To publish data on the Web, the items in a domain of interest must first be identified. These are the things whose properties and relationships will be described in the data, and may include Web documents as well as real-world entities and abstract concepts. As Linked Data builds directly on Web architecture, the Web architecture term resource is used to refer to these things of interest, which are, in turn, identified by HTTP URIs.

Resouce Description Framework (RDF)

In order to enable a wide range of different applications to process Web content, it is important to agree on standardized content formats. When publishing Linked Data on the Web, data is represented using the Resource Description Framework (RDF). RDF provides a data model that is extremely simple on the one hand but strictly tailored towards Web architecture on the other hand. To be published on the Web, RDF data can be serialized in different formats. The two RDF serialization formats most commonly used to published Linked Data on the Web are RDF/XML and RDFa.

The RDF data model represents information as node-and-arc-labeled directed graphs. The data model is designed for the integrated representation of information that originates from multiple sources, is heterogeneously structured, and is represented using different schemata. RDF aims at being employed as a lingua franca, capable of moderating between other data models that are used on the Web. The RDF data model is described in detail as part of the W3C RDF Primer. In RDF, a description of a resource is represented as a number of triples. The three parts of each triple are called its subject, predicate, and object. A triple mirrors the basic structure of a simple sentence, such as:

Mark Carter has a website
Subject Predicate Object

The resulting URIs for my name could look like:

http://macarter.org/person/macarter http://xmlns.com/foaf/0.1/name "Mark Carter"
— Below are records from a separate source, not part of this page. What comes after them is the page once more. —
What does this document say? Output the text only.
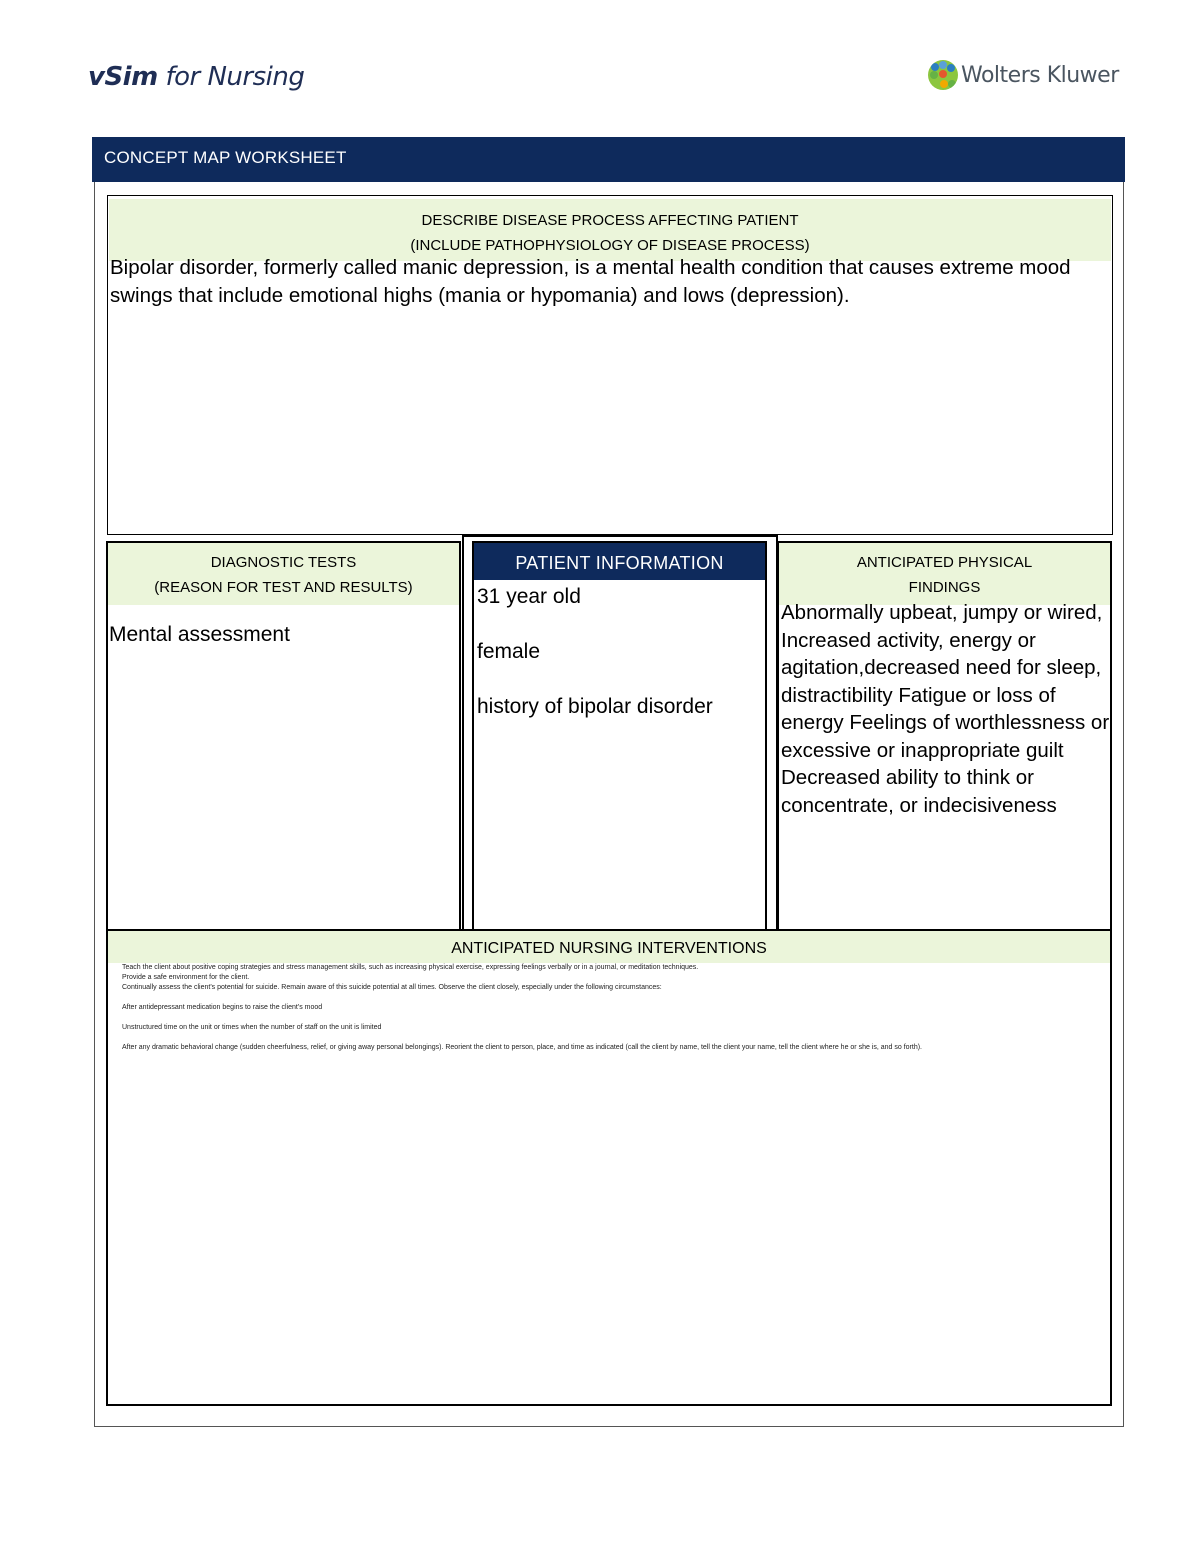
vSim for Nursing	Wolters Kluwer
CONCEPT MAP WORKSHEET
DESCRIBE DISEASE PROCESS AFFECTING PATIENT
(INCLUDE PATHOPHYSIOLOGY OF DISEASE PROCESS)
Bipolar disorder, formerly called manic depression, is a mental health condition that causes extreme mood swings that include emotional highs (mania or hypomania) and lows (depression).
DIAGNOSTIC TESTS
(REASON FOR TEST AND RESULTS)
Mental assessment
PATIENT INFORMATION
31 year old
female
history of bipolar disorder
ANTICIPATED PHYSICAL
FINDINGS
Abnormally upbeat, jumpy or wired, Increased activity, energy or agitation,decreased need for sleep, distractibility Fatigue or loss of energy Feelings of worthlessness or excessive or inappropriate guilt Decreased ability to think or concentrate, or indecisiveness
ANTICIPATED NURSING INTERVENTIONS

Teach the client about positive coping strategies and stress management skills, such as increasing physical exercise, expressing feelings verbally or in a journal, or meditation techniques.

Provide a safe environment for the client.

Continually assess the client's potential for suicide. Remain aware of this suicide potential at all times. Observe the client closely, especially under the following circumstances:

After antidepressant medication begins to raise the client's mood

Unstructured time on the unit or times when the number of staff on the unit is limited

After any dramatic behavioral change (sudden cheerfulness, relief, or giving away personal belongings). Reorient the client to person, place, and time as indicated (call the client by name, tell the client your name, tell the client where he or she is, and so forth).
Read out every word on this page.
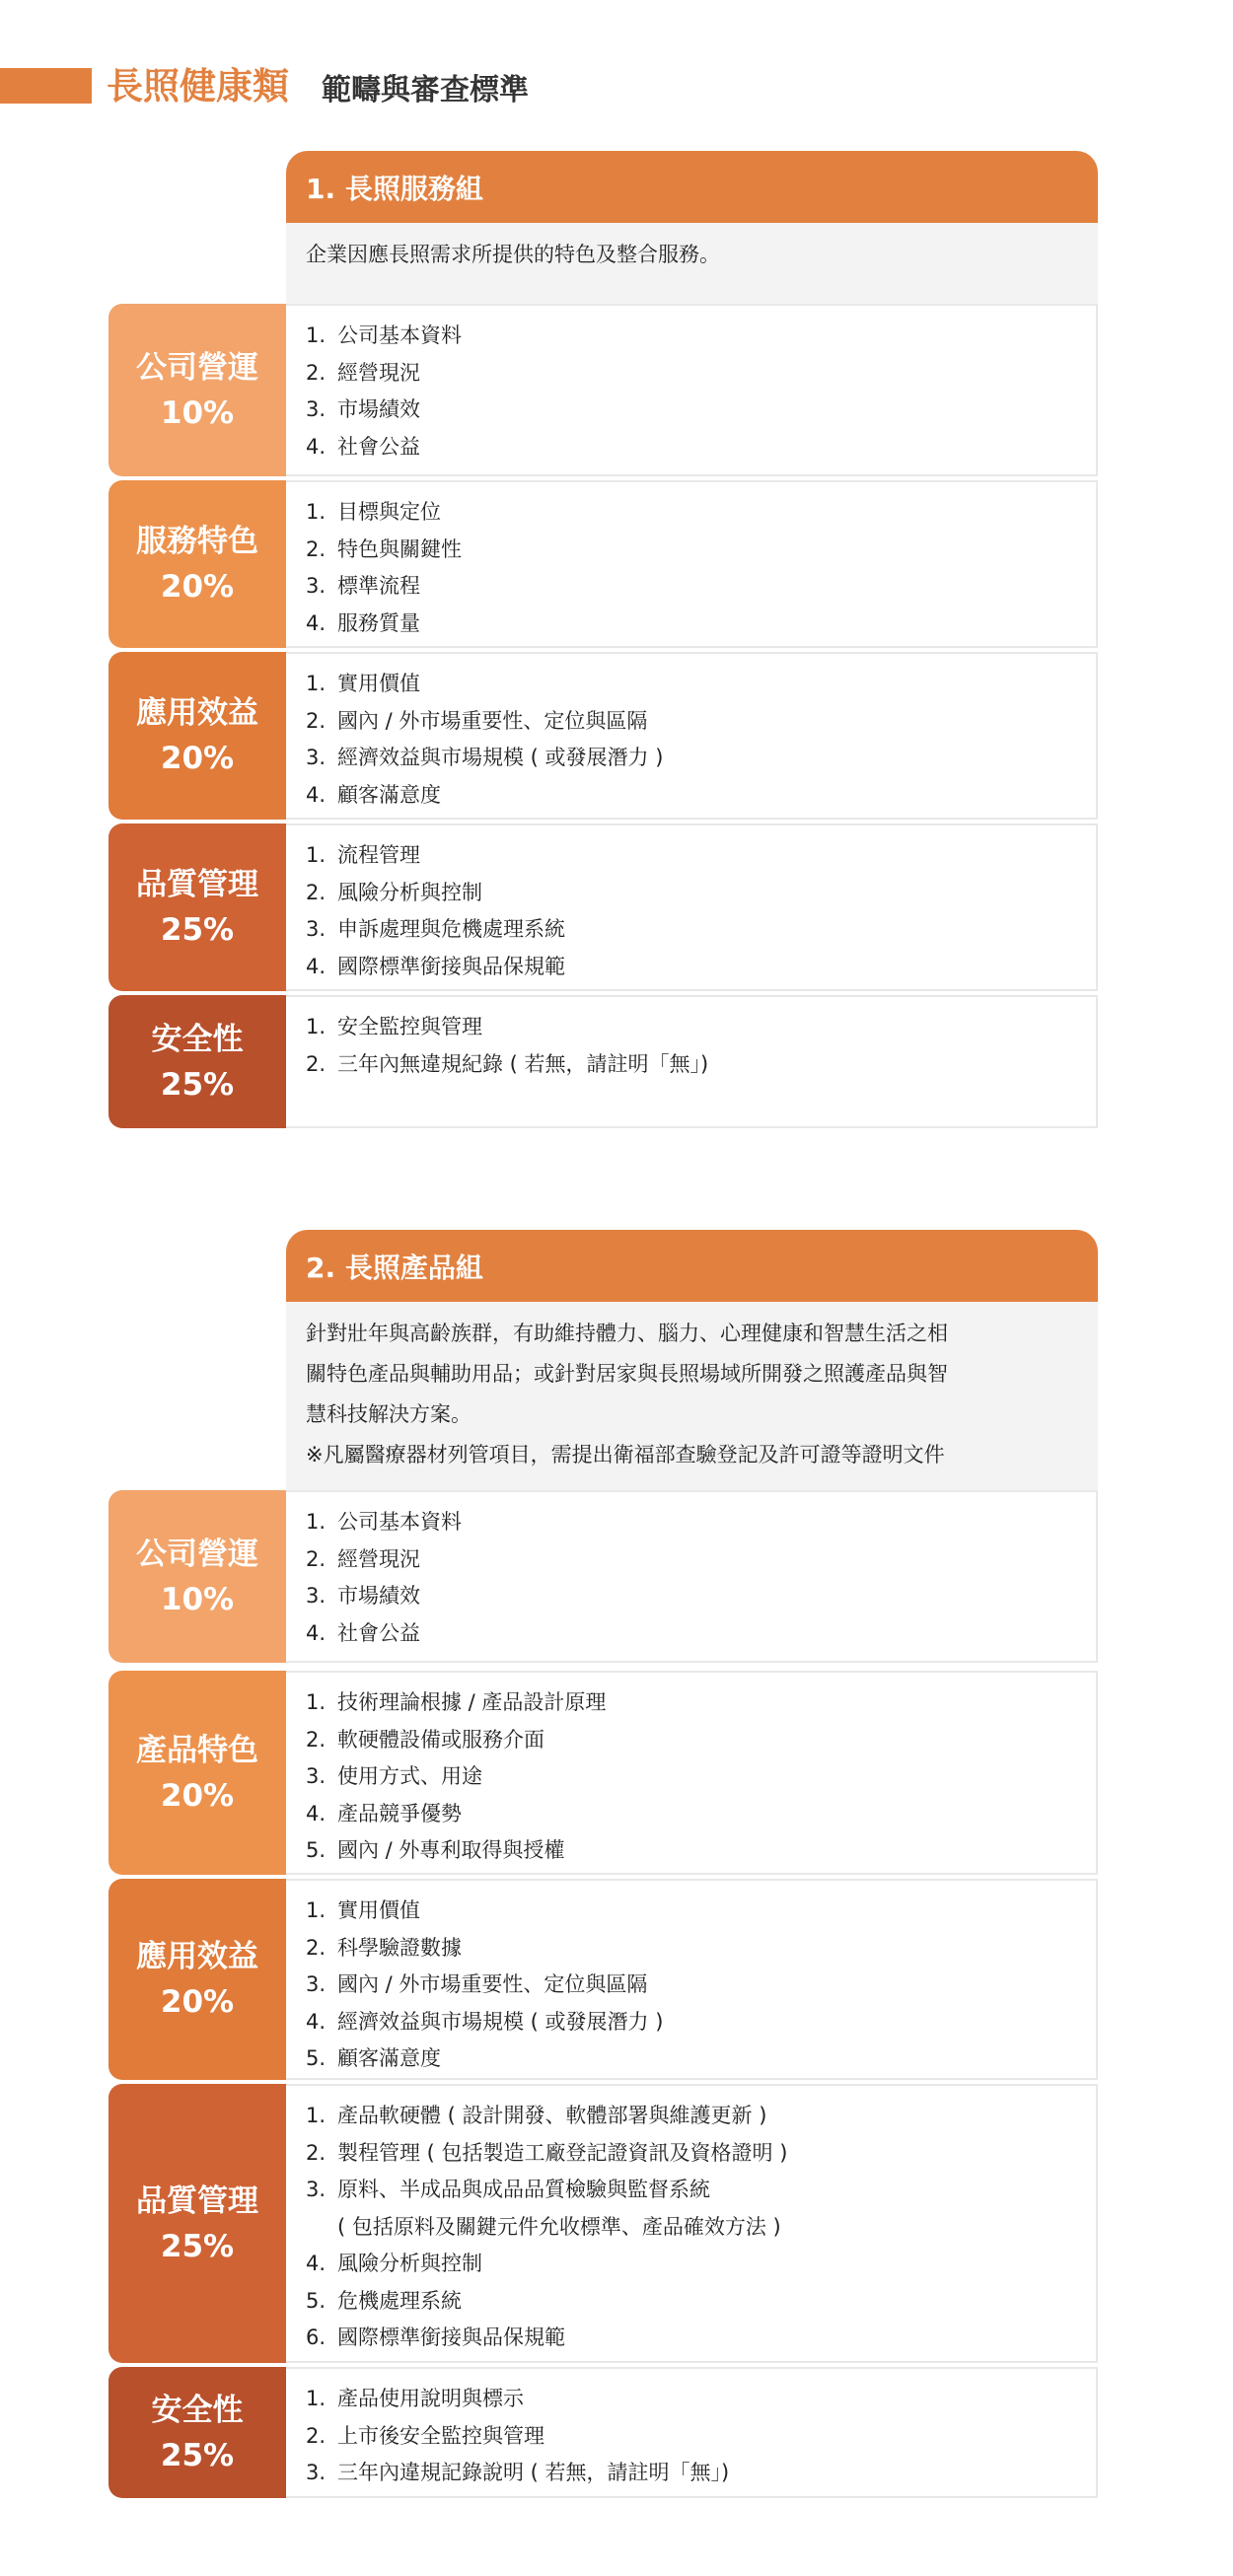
長照健康類 範疇與審查標準
1. 長照服務組

企業因應長照需求所提供的特色及整合服務。

公司營運
10%
1. 公司基本資料
2. 經營現況
3. 市場績效
4. 社會公益
服務特色
20%
1. 目標與定位
2. 特色與關鍵性
3. 標準流程
4. 服務質量
應用效益
20%
1. 實用價值
2. 國內 / 外市場重要性、定位與區隔
3. 經濟效益與市場規模 ( 或發展潛力 )
4. 顧客滿意度
品質管理
25%
1. 流程管理
2. 風險分析與控制
3. 申訴處理與危機處理系統
4. 國際標準銜接與品保規範
安全性
25%
1. 安全監控與管理
2. 三年內無違規紀錄 ( 若無，請註明「無」)
2. 長照產品組

針對壯年與高齡族群，有助維持體力、腦力、心理健康和智慧生活之相

關特色產品與輔助用品；或針對居家與長照場域所開發之照護產品與智

慧科技解決方案。

※凡屬醫療器材列管項目，需提出衛福部查驗登記及許可證等證明文件

公司營運
10%
1. 公司基本資料
2. 經營現況
3. 市場績效
4. 社會公益
產品特色
20%
1. 技術理論根據 / 產品設計原理
2. 軟硬體設備或服務介面
3. 使用方式、用途
4. 產品競爭優勢
5. 國內 / 外專利取得與授權
應用效益
20%
1. 實用價值
2. 科學驗證數據
3. 國內 / 外市場重要性、定位與區隔
4. 經濟效益與市場規模 ( 或發展潛力 )
5. 顧客滿意度
品質管理
25%
1. 產品軟硬體 ( 設計開發、軟體部署與維護更新 )
2. 製程管理 ( 包括製造工廠登記證資訊及資格證明 )
3. 原料、半成品與成品品質檢驗與監督系統
( 包括原料及關鍵元件允收標準、產品確效方法 )
4. 風險分析與控制
5. 危機處理系統
6. 國際標準銜接與品保規範
安全性
25%
1. 產品使用說明與標示
2. 上市後安全監控與管理
3. 三年內違規記錄說明 ( 若無，請註明「無」)
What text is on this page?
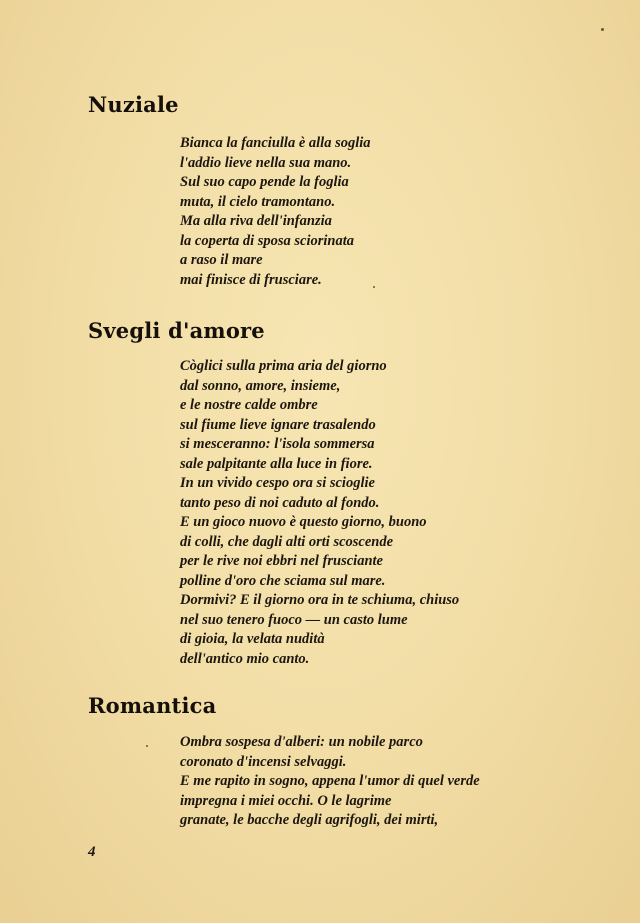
Nuziale
Bianca la fanciulla è alla soglia
l'addio lieve nella sua mano.
Sul suo capo pende la foglia
muta, il cielo tramontano.
Ma alla riva dell'infanzia
la coperta di sposa sciorinata
a raso il mare
mai finisce di frusciare.
Svegli d'amore
Còglici sulla prima aria del giorno
dal sonno, amore, insieme,
e le nostre calde ombre
sul fiume lieve ignare trasalendo
si mesceranno: l'isola sommersa
sale palpitante alla luce in fiore.
In un vivido cespo ora si scioglie
tanto peso di noi caduto al fondo.
E un gioco nuovo è questo giorno, buono
di colli, che dagli alti orti scoscende
per le rive noi ebbri nel frusciante
polline d'oro che sciama sul mare.
Dormivi? E il giorno ora in te schiuma, chiuso
nel suo tenero fuoco — un casto lume
di gioia, la velata nudità
dell'antico mio canto.
Romantica
Ombra sospesa d'alberi: un nobile parco
coronato d'incensi selvaggi.
E me rapito in sogno, appena l'umor di quel verde
impregna i miei occhi. O le lagrime
granate, le bacche degli agrifogli, dei mirti,
4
The subject of a triple is the URI identifying the described resource. The object can either be a simple literal value, like a string, number, or date; or the URI of another resource that is somehow related to the subject. The predicate, in the middle, indicates what kind of relation exists between subject and object. The predicate is also identified by a URI. These predicate URIs come from vocabularies, collections of URIs that can be used to represent information about a certain domain. One way to think of a set of RDF triples is as an RDF graph. The URIs occurring as subject and object are the nodes in the graph, and each triple is a directed arc that connects the subject and the object. As Linked Data URIs are globally unique and can be dereferenced into sets of RDF triples, it is possible to imagine all Linked Data as one giant global graph. Linked Data applications operate on top of this giant global graph and retrieve parts of it by dereferencing URIs as required.